A new Irish documentary reveals how Irish missionaries risked their lives to save millions from starvation during the Nigerian Civil War.

Known as the Biafran War, it raged from 1967 to 1970 between the government of Nigeria and the eastern region of Nigerian that had broken away, which called itself the Republic of Biafra.

Assisted by Britain, the former colonial master, the Nigerian military government imposed a blockade to prevent supplies reaching the Biafran enclave.

The documentary Biafra: Misean Dearmadta (Forgotten Mission) reveals how Irish missionaries, who were working there, instigated relief efforts around the world, and how the Irish media and public rallied together to raise funds and send goods to save the innocent adults and children who were starving to death as a result of the blockade.

"We also discovered a new hero, who had never spoken about his role, a Holy Ghost priest called Dermot Doran, now in his 80s but going strong," says producer Brendan Culleton, who previously brought Congo - An Irish Affair, the story of the siege of Jadotville, to the small screen.

Speaking during the documentary, Dermot Doran, said, "All I wanted was to save the children.

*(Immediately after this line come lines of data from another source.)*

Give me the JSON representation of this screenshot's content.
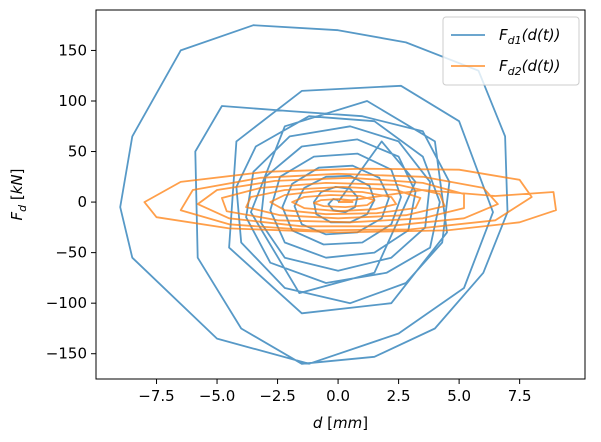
{
  "chart_data": {
    "type": "line",
    "xlabel": "d [mm]",
    "ylabel": "F_d [kN]",
    "xlim": [
      -10.0,
      10.2
    ],
    "ylim": [
      -175,
      190
    ],
    "xticks": [
      -7.5,
      -5.0,
      -2.5,
      0.0,
      2.5,
      5.0,
      7.5
    ],
    "xtick_labels": [
      "−7.5",
      "−5.0",
      "−2.5",
      "0.0",
      "2.5",
      "5.0",
      "7.5"
    ],
    "yticks": [
      -150,
      -100,
      -50,
      0,
      50,
      100,
      150
    ],
    "ytick_labels": [
      "−150",
      "−100",
      "−50",
      "0",
      "50",
      "100",
      "150"
    ],
    "grid": false,
    "legend_position": "top-right",
    "series": [
      {
        "name": "F_d1(d(t))",
        "label_main": "F",
        "label_sub": "d1",
        "label_rest": "(d(t))",
        "color": "#1f77b4",
        "points": [
          [
            0.0,
            0
          ],
          [
            1.8,
            60
          ],
          [
            3.2,
            20
          ],
          [
            1.5,
            -70
          ],
          [
            -1.6,
            -90
          ],
          [
            -3.6,
            -10
          ],
          [
            -2.2,
            75
          ],
          [
            1.2,
            100
          ],
          [
            4.0,
            60
          ],
          [
            4.5,
            -30
          ],
          [
            2.2,
            -100
          ],
          [
            -1.5,
            -110
          ],
          [
            -4.5,
            -45
          ],
          [
            -4.2,
            60
          ],
          [
            -1.5,
            110
          ],
          [
            2.6,
            115
          ],
          [
            5.0,
            80
          ],
          [
            6.4,
            -10
          ],
          [
            5.2,
            -85
          ],
          [
            2.5,
            -130
          ],
          [
            -1.2,
            -160
          ],
          [
            -5.0,
            -135
          ],
          [
            -8.5,
            -55
          ],
          [
            -9.0,
            -5
          ],
          [
            -8.5,
            65
          ],
          [
            -6.5,
            150
          ],
          [
            -3.5,
            175
          ],
          [
            0.0,
            170
          ],
          [
            2.8,
            158
          ],
          [
            5.8,
            130
          ],
          [
            6.9,
            65
          ],
          [
            7.0,
            -10
          ],
          [
            6.0,
            -70
          ],
          [
            4.0,
            -125
          ],
          [
            1.5,
            -153
          ],
          [
            -1.5,
            -160
          ],
          [
            -4.0,
            -125
          ],
          [
            -5.8,
            -55
          ],
          [
            -5.9,
            50
          ],
          [
            -4.8,
            95
          ],
          [
            -2.0,
            90
          ],
          [
            1.0,
            85
          ],
          [
            3.5,
            70
          ],
          [
            4.6,
            20
          ],
          [
            4.3,
            -40
          ],
          [
            2.8,
            -80
          ],
          [
            0.5,
            -100
          ],
          [
            -2.2,
            -85
          ],
          [
            -4.0,
            -40
          ],
          [
            -4.2,
            15
          ],
          [
            -3.4,
            55
          ],
          [
            -1.2,
            85
          ],
          [
            1.5,
            80
          ],
          [
            3.5,
            45
          ],
          [
            4.2,
            0
          ],
          [
            3.8,
            -45
          ],
          [
            2.0,
            -70
          ],
          [
            -0.5,
            -80
          ],
          [
            -2.8,
            -60
          ],
          [
            -3.8,
            -15
          ],
          [
            -3.5,
            30
          ],
          [
            -2.0,
            65
          ],
          [
            0.5,
            75
          ],
          [
            2.5,
            60
          ],
          [
            3.8,
            20
          ],
          [
            3.6,
            -25
          ],
          [
            2.2,
            -55
          ],
          [
            0.0,
            -68
          ],
          [
            -2.2,
            -55
          ],
          [
            -3.2,
            -20
          ],
          [
            -3.0,
            25
          ],
          [
            -1.5,
            55
          ],
          [
            0.8,
            62
          ],
          [
            2.5,
            45
          ],
          [
            3.2,
            10
          ],
          [
            2.9,
            -28
          ],
          [
            1.5,
            -50
          ],
          [
            -0.5,
            -55
          ],
          [
            -2.2,
            -40
          ],
          [
            -2.8,
            -8
          ],
          [
            -2.4,
            25
          ],
          [
            -1.0,
            45
          ],
          [
            0.8,
            48
          ],
          [
            2.2,
            32
          ],
          [
            2.6,
            5
          ],
          [
            2.2,
            -22
          ],
          [
            1.0,
            -40
          ],
          [
            -0.6,
            -42
          ],
          [
            -1.9,
            -28
          ],
          [
            -2.3,
            -5
          ],
          [
            -1.9,
            18
          ],
          [
            -0.8,
            34
          ],
          [
            0.6,
            36
          ],
          [
            1.7,
            24
          ],
          [
            2.1,
            4
          ],
          [
            1.8,
            -16
          ],
          [
            0.8,
            -30
          ],
          [
            -0.5,
            -32
          ],
          [
            -1.5,
            -22
          ],
          [
            -1.8,
            -4
          ],
          [
            -1.4,
            14
          ],
          [
            -0.5,
            25
          ],
          [
            0.5,
            26
          ],
          [
            1.3,
            16
          ],
          [
            1.5,
            2
          ],
          [
            1.2,
            -12
          ],
          [
            0.5,
            -20
          ],
          [
            -0.3,
            -20
          ],
          [
            -0.9,
            -12
          ],
          [
            -1.0,
            0
          ],
          [
            -0.7,
            10
          ],
          [
            -0.1,
            15
          ],
          [
            0.5,
            13
          ],
          [
            0.8,
            5
          ],
          [
            0.7,
            -5
          ],
          [
            0.3,
            -10
          ],
          [
            -0.2,
            -8
          ],
          [
            -0.4,
            -2
          ],
          [
            -0.2,
            3
          ],
          [
            0.0,
            2
          ]
        ]
      },
      {
        "name": "F_d2(d(t))",
        "label_main": "F",
        "label_sub": "d2",
        "label_rest": "(d(t))",
        "color": "#ff7f0e",
        "points": [
          [
            0.0,
            0
          ],
          [
            3.5,
            12
          ],
          [
            6.5,
            6
          ],
          [
            8.9,
            10
          ],
          [
            9.0,
            -8
          ],
          [
            7.5,
            -20
          ],
          [
            4.5,
            -28
          ],
          [
            0.0,
            -30
          ],
          [
            -4.5,
            -26
          ],
          [
            -7.5,
            -15
          ],
          [
            -8.0,
            0
          ],
          [
            -6.5,
            20
          ],
          [
            -3.0,
            30
          ],
          [
            1.0,
            33
          ],
          [
            5.0,
            32
          ],
          [
            7.5,
            22
          ],
          [
            8.0,
            5
          ],
          [
            6.5,
            -18
          ],
          [
            3.0,
            -27
          ],
          [
            -1.0,
            -28
          ],
          [
            -4.5,
            -22
          ],
          [
            -6.5,
            -8
          ],
          [
            -6.0,
            12
          ],
          [
            -3.2,
            24
          ],
          [
            0.0,
            28
          ],
          [
            3.5,
            25
          ],
          [
            6.0,
            14
          ],
          [
            6.6,
            -2
          ],
          [
            5.2,
            -16
          ],
          [
            2.0,
            -24
          ],
          [
            -1.5,
            -24
          ],
          [
            -4.5,
            -16
          ],
          [
            -5.8,
            -2
          ],
          [
            -5.0,
            12
          ],
          [
            -2.6,
            21
          ],
          [
            0.5,
            24
          ],
          [
            3.5,
            19
          ],
          [
            5.2,
            8
          ],
          [
            5.2,
            -6
          ],
          [
            3.5,
            -16
          ],
          [
            0.5,
            -20
          ],
          [
            -2.5,
            -18
          ],
          [
            -4.6,
            -9
          ],
          [
            -4.8,
            4
          ],
          [
            -3.2,
            14
          ],
          [
            -0.5,
            19
          ],
          [
            2.5,
            17
          ],
          [
            4.2,
            8
          ],
          [
            4.4,
            -4
          ],
          [
            2.8,
            -13
          ],
          [
            0.0,
            -16
          ],
          [
            -2.4,
            -13
          ],
          [
            -3.8,
            -5
          ],
          [
            -3.6,
            5
          ],
          [
            -2.2,
            12
          ],
          [
            0.2,
            15
          ],
          [
            2.4,
            12
          ],
          [
            3.4,
            4
          ],
          [
            3.2,
            -6
          ],
          [
            1.6,
            -11
          ],
          [
            -0.5,
            -12
          ],
          [
            -2.2,
            -8
          ],
          [
            -2.8,
            0
          ],
          [
            -2.2,
            7
          ],
          [
            -0.8,
            11
          ],
          [
            1.0,
            10
          ],
          [
            2.2,
            5
          ],
          [
            2.4,
            -2
          ],
          [
            1.5,
            -7
          ],
          [
            0.0,
            -9
          ],
          [
            -1.4,
            -6
          ],
          [
            -1.9,
            0
          ],
          [
            -1.4,
            5
          ],
          [
            -0.3,
            7
          ],
          [
            0.9,
            6
          ],
          [
            1.5,
            2
          ],
          [
            1.2,
            -3
          ],
          [
            0.3,
            -5
          ],
          [
            -0.6,
            -4
          ],
          [
            -1.0,
            -1
          ],
          [
            -0.7,
            2
          ],
          [
            0.0,
            3
          ],
          [
            0.5,
            2
          ],
          [
            0.6,
            0
          ],
          [
            0.0,
            0
          ]
        ]
      }
    ]
  }
}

They were the biggest victims of the war."

"He was the first to break the Nigerian blockade on Biafra and flew in with medical supplies, subsequently organising a world wide media campaign strongly supported by Independent newspapers," says Culleton.

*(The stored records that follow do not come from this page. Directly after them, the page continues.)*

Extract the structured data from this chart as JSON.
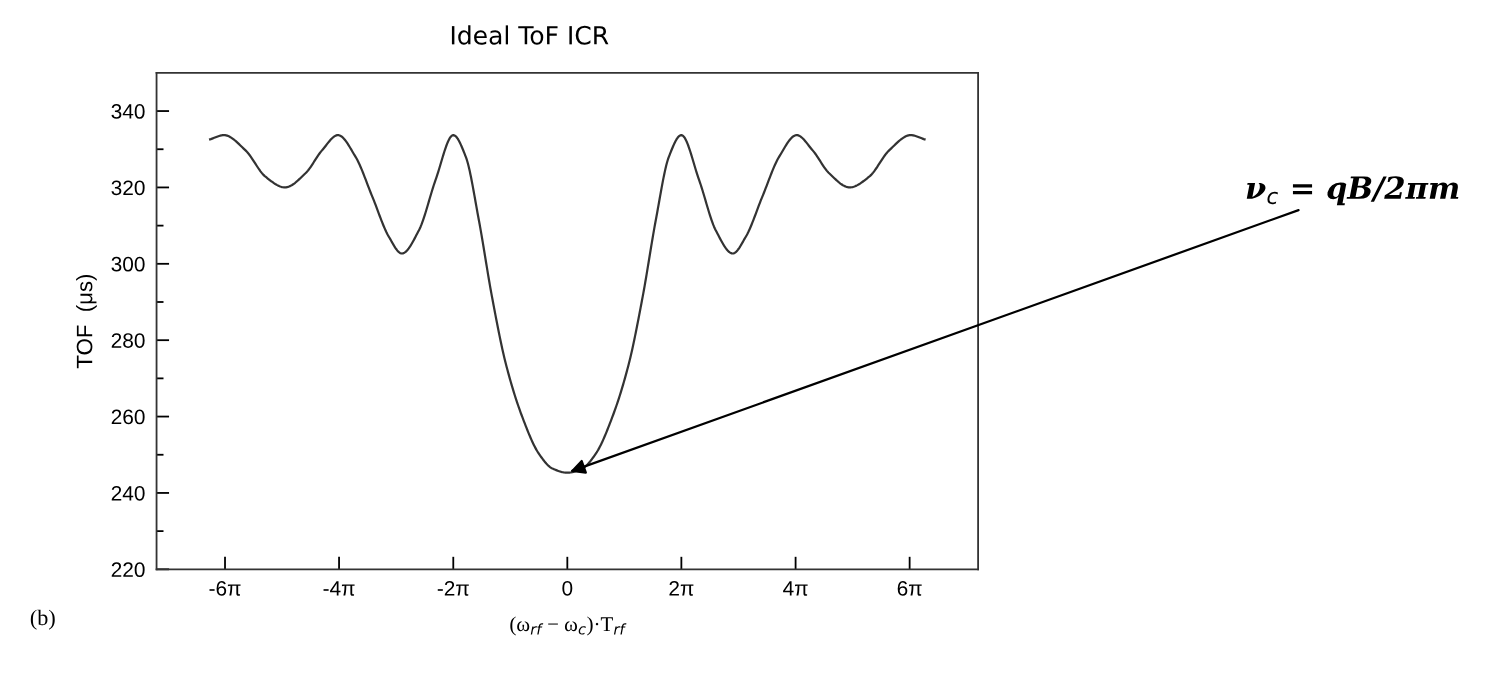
{
  "chart_data": {
    "type": "line",
    "title": "Ideal ToF ICR",
    "xlabel": "(ω$_{rf}$ − ω$_{c}$)·T$_{rf}$",
    "ylabel": "TOF  (μs)",
    "x": [
      -19.67,
      -18.91,
      -17.72,
      -16.62,
      -15.55,
      -14.42,
      -13.51,
      -12.63,
      -11.66,
      -10.74,
      -9.83,
      -9.11,
      -8.17,
      -7.26,
      -6.28,
      -5.59,
      -4.87,
      -4.15,
      -3.39,
      -2.48,
      -1.57,
      -0.82,
      0,
      0.82,
      1.57,
      2.48,
      3.39,
      4.15,
      4.87,
      5.59,
      6.28,
      7.26,
      8.17,
      9.11,
      9.83,
      10.74,
      11.66,
      12.63,
      13.51,
      14.42,
      15.55,
      16.62,
      17.72,
      18.91,
      19.67
    ],
    "series": [
      {
        "color": "#333333",
        "values": [
          332.6,
          333.7,
          329.7,
          322.8,
          320.0,
          323.7,
          329.7,
          333.7,
          328.0,
          317.6,
          307.1,
          302.7,
          308.8,
          321.9,
          333.7,
          328.0,
          311.4,
          291.4,
          273.9,
          259.9,
          250.3,
          246.4,
          245.3,
          246.4,
          250.3,
          259.9,
          273.9,
          291.4,
          311.4,
          328.0,
          333.7,
          321.9,
          308.8,
          302.7,
          307.1,
          317.6,
          328.0,
          333.7,
          329.7,
          323.7,
          320.0,
          322.8,
          329.7,
          333.7,
          332.6
        ]
      }
    ],
    "xlim": [
      -22.62,
      22.62
    ],
    "ylim": [
      220,
      350
    ],
    "xticks": [
      {
        "value": -18.85,
        "label": "-6π"
      },
      {
        "value": -12.57,
        "label": "-4π"
      },
      {
        "value": -6.28,
        "label": "-2π"
      },
      0,
      {
        "value": 6.28,
        "label": "2π"
      },
      {
        "value": 12.57,
        "label": "4π"
      },
      {
        "value": 18.85,
        "label": "6π"
      }
    ],
    "yticks": [
      220,
      {
        "value": 230,
        "label": null
      },
      240,
      {
        "value": 250,
        "label": null
      },
      260,
      {
        "value": 270,
        "label": null
      },
      280,
      {
        "value": 290,
        "label": null
      },
      300,
      {
        "value": 310,
        "label": null
      },
      320,
      {
        "value": 330,
        "label": null
      },
      340
    ],
    "grid": false,
    "legend": false,
    "marker": "none",
    "line_style": "solid",
    "annotations": [
      {
        "text": "ν$_{c}$ = qB/2πm",
        "x": 0,
        "y": 245.3
      },
      "(b)"
    ]
  }
}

"The Evening Herald played a massive part in the campaign in Ireland - they had their own fundraising campaign and one of the editors travelled to Biafra."

The events of 50 years ago in Biafra have rarely been explored from Ireland's point of view.

Despite the very real risk to their own lives the missionaries managed to save millions from starvation having highlighted their plight with a media campaign that took them everywhere from the Vatican to the White House.

That campaign was prompted by the fact that, at the time, the documentary claims "the BBC actively spread fake news about the events" and it resulted in the "greatest humanitarian airlift since World War II", which was managed by an Irish Holy Ghost missionary.

The fame subsequently became the world's first televised famine.

"It was the missionaries who first brought journalists to see the results of the famine and it was the missionaries who distributed thousands of tonnes of food and medicine, keeping millions alive for two years of famine," says Culleton.

However, once the war had ended, they were expelled from the country, accused of prolonging the war.

This fascinating film, by Irina Maldea and Brendan Culleton, features eyewitness accounts and a wealth of archive film to bring the story to vivid life.